The Kuwaiti-born professor was the focus of a federal investigation in the mid 1990s, 
when agents suspected that an Islamic think tank he operated at USF was a front for 
Middle Eastern terrorists. The accusation arose after Shallah, a former head of the 
think tank, left Tampa in 1995 and soon resurfaced as the head of PIJ, a terrorist 
organization. 

Al-Arian also was accused of raising money for Palestinian groups with ties to 
terrorism. In the late 1980s and early 1990s, he made fiery speeches that denounced 
Israel, including one in which he said: "Victory to Islam.
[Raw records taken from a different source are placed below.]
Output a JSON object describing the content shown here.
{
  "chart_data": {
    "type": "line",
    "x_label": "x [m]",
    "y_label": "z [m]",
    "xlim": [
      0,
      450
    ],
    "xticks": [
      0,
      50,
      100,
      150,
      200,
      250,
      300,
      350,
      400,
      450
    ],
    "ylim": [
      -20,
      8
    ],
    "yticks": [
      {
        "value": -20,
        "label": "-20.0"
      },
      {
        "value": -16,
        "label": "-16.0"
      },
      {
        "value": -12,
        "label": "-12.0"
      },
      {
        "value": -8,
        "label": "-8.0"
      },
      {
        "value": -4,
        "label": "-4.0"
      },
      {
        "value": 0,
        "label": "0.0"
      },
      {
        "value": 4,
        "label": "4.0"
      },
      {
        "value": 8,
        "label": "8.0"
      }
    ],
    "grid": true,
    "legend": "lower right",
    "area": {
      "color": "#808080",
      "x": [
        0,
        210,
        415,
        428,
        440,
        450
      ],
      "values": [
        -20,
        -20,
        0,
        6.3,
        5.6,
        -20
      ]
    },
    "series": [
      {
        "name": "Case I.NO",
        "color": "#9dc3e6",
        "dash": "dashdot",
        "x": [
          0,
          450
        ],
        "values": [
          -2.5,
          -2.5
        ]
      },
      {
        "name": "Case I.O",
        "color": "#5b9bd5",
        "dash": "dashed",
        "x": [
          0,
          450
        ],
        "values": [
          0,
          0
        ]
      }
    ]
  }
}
Death to Israel." 

Al-Arian, who applied for U.S. citizenship several years ago, was never charged with a 
crime. But the FBI never announced that its investigation was closed. 

Al-Arian's recent problems began last fall after his alleged ties to terrorists were 
aired on national television. That created a firestorm for USF, which said it received 
hate mail and several death threats. 

Al-Arian was immediately suspended with pay and banned from campus. In December, after 
a 12-1 vote for dismissal by USF's board of trustees, Genshaft notified Al-Arian that 
she intended to fire him. 

Last February, in an unusual move, federal authorities announced that Al-Arian 
remained under investigation but would not elaborate. Genshaft said today that she 
would wait to learn more about the arrest before making any decisions. 

Al-Arian has repeatedly denied any connection to terrorist activities or providing any 
funds to carry out terrorist plots. His brother-in-law, Mazen Al-Najjar, also taught 
at the university. 

He spent more than 3 1/2 years in jail on secret evidence linking him to terrorists. 
He was released in 2000 but arrested again in November 2001 and deported last August.